A figure skater weighing 70 kg begins to rotate with a frequency of 1 rpm

A figure skater weighing 70 kg begins to rotate at a frequency of 1 rps, holding his arms horizontally. At what frequency will he rotate if he raises his arms vertically? The figure skater’s body is considered to be a homogeneous cylinder with a radius of 15 cm, the arms are considered to be rods of 0.75 m and a mass of 5 kg each.

Let's imagine the skater as a homogeneous cylinder of radius $r = 15,\text{cm}$ and mass $m_1 = 70,\text{kg}$. Then the moment of inertia of his body relative to the vertical axis passing through his center of mass is equal to:

$$I_1 = \frac{1}{2}m_1r^2 = 0.07875 ,\text{кг}\cdot\text{м}^2$$

When a skater holds his arms horizontally, his moment of inertia increases due to the moments of inertia of the arms.

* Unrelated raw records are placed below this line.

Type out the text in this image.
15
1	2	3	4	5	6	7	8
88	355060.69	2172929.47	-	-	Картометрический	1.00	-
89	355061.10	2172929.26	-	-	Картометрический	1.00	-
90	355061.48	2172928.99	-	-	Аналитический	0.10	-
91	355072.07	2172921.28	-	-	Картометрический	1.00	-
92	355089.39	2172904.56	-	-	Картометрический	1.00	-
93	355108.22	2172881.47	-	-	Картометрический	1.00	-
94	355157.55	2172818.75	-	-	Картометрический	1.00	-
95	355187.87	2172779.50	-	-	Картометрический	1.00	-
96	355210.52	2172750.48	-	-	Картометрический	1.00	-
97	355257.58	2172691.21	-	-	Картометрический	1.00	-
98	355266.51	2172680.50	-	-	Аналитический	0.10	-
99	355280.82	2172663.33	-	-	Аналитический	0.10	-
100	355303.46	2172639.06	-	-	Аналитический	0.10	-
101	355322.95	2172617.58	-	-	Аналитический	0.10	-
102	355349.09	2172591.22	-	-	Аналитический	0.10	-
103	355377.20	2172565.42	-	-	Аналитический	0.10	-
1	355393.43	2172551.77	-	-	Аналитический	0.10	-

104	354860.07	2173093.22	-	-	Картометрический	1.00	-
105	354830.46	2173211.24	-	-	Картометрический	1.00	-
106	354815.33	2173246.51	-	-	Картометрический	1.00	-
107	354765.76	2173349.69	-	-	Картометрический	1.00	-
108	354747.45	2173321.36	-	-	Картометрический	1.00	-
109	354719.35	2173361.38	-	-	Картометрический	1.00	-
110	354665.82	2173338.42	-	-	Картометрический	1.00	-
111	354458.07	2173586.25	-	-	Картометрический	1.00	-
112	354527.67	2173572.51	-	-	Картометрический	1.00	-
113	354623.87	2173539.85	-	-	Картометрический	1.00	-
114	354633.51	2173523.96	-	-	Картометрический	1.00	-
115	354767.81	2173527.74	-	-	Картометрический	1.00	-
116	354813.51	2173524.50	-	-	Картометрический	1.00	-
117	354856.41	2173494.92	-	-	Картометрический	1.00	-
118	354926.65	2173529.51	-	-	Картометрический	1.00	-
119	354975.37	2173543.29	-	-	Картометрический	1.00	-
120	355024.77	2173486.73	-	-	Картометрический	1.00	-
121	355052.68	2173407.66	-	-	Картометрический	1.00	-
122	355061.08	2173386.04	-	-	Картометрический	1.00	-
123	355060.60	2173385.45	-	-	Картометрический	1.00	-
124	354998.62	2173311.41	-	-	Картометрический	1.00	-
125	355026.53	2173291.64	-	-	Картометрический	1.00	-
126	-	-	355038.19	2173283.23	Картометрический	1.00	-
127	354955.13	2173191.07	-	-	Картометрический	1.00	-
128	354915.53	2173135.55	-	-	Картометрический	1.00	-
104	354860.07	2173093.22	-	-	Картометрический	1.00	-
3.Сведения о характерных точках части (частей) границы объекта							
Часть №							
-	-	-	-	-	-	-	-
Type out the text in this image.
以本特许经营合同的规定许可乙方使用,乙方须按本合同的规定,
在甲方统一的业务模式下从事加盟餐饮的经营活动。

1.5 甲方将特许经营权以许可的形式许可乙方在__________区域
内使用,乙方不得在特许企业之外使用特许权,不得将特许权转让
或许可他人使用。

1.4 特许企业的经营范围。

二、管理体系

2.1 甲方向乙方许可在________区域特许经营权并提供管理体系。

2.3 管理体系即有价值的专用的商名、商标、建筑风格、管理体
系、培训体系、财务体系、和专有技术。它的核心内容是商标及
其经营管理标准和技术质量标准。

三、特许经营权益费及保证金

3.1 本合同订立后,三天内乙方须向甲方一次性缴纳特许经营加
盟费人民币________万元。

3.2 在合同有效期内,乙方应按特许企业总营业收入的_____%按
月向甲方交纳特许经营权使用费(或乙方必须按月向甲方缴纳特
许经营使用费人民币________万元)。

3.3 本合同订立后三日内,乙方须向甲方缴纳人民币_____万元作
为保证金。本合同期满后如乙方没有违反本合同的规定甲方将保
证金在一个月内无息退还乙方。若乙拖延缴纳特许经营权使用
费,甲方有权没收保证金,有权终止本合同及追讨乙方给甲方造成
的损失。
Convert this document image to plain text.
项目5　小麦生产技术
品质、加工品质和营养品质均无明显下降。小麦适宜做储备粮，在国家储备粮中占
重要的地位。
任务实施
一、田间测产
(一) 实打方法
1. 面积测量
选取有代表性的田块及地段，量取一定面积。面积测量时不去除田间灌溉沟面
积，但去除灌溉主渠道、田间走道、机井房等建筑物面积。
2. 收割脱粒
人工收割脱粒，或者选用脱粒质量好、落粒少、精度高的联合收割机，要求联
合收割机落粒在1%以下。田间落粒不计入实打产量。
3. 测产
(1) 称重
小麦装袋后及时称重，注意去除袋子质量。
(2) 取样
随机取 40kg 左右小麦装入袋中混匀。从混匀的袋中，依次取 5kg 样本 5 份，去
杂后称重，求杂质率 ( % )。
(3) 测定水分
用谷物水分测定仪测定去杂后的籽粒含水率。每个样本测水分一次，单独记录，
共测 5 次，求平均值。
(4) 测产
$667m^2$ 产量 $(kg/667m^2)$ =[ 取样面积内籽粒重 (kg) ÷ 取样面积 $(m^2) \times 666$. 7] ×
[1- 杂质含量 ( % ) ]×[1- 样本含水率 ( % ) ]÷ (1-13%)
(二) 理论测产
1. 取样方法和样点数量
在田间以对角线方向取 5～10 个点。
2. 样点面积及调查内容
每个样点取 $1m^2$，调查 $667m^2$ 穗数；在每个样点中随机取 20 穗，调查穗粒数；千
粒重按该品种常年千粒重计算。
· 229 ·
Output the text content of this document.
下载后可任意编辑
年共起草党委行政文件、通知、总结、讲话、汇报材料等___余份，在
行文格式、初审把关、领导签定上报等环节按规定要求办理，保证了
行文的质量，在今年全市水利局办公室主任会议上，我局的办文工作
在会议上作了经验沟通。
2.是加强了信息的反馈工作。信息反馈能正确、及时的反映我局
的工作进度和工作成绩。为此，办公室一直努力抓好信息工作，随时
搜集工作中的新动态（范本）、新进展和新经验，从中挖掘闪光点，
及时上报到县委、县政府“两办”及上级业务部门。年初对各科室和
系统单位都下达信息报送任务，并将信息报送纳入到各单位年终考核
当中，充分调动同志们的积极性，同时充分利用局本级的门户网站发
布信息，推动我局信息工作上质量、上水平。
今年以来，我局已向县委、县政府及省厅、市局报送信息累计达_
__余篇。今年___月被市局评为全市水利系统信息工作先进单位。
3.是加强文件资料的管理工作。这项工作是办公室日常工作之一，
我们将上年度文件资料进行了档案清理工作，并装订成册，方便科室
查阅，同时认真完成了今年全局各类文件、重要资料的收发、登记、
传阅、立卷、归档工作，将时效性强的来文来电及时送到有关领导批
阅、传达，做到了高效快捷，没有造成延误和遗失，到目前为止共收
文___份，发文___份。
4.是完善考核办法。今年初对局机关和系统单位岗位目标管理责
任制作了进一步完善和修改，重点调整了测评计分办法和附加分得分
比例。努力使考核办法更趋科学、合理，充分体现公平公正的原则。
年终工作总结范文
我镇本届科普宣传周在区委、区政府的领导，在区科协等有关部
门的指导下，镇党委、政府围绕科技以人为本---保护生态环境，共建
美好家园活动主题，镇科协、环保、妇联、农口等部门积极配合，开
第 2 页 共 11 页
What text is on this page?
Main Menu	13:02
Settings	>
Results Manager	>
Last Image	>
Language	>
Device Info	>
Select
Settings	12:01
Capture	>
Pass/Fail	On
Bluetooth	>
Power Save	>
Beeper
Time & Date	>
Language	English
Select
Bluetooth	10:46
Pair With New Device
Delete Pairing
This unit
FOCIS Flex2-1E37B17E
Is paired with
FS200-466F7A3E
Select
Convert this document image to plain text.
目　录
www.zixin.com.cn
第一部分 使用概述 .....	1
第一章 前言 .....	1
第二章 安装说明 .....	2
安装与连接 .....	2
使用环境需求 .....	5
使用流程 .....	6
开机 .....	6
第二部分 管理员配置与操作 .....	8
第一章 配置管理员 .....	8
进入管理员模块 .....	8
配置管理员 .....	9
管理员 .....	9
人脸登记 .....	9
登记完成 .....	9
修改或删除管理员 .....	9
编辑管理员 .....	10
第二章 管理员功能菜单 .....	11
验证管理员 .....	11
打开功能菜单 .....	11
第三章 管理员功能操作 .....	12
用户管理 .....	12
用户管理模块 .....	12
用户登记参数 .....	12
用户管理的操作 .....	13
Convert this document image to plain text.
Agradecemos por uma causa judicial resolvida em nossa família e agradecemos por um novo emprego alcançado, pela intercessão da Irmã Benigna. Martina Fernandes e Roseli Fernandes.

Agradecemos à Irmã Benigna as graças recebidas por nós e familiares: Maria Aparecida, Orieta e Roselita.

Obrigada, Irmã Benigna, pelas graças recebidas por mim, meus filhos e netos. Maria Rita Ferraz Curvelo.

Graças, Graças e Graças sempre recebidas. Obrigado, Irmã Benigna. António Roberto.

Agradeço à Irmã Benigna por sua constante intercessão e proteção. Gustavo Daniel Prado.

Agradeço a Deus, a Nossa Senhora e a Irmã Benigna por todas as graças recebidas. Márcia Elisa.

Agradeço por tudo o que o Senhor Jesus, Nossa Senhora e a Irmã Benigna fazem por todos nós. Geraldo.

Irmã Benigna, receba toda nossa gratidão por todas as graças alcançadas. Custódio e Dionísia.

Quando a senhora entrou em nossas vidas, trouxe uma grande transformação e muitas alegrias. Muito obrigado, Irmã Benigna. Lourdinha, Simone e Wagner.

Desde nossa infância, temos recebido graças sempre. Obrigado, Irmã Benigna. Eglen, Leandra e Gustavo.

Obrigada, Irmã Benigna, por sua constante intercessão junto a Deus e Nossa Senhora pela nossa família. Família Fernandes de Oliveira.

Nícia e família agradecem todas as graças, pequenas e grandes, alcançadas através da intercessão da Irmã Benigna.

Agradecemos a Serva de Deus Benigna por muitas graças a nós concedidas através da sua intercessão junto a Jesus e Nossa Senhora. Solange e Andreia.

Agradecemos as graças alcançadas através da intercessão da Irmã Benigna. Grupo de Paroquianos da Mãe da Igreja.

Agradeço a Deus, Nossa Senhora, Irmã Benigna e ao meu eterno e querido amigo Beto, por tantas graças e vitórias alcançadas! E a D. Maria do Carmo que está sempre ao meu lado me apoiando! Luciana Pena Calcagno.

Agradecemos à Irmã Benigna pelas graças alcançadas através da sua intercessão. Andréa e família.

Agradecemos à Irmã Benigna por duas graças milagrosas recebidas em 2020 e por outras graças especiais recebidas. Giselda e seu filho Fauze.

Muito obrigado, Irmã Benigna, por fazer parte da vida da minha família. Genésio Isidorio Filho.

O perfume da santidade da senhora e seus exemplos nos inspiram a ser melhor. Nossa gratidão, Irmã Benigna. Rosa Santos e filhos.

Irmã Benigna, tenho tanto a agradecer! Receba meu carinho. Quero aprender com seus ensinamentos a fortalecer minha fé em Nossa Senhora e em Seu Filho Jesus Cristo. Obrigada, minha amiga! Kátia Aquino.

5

The moment of inertia of each arm, considering it a thin rod, about a vertical axis passing through its end is equal to:

$$I_2 = \frac{1}{3}m_2l^2 = 0.703125 ,\text{кг}\cdot\text{м}^2$$

where $m_2 = 5 ,\text{kg}$ is the mass of each arm, and $l = 0.75 ,\text{m}$ is the length of each arm.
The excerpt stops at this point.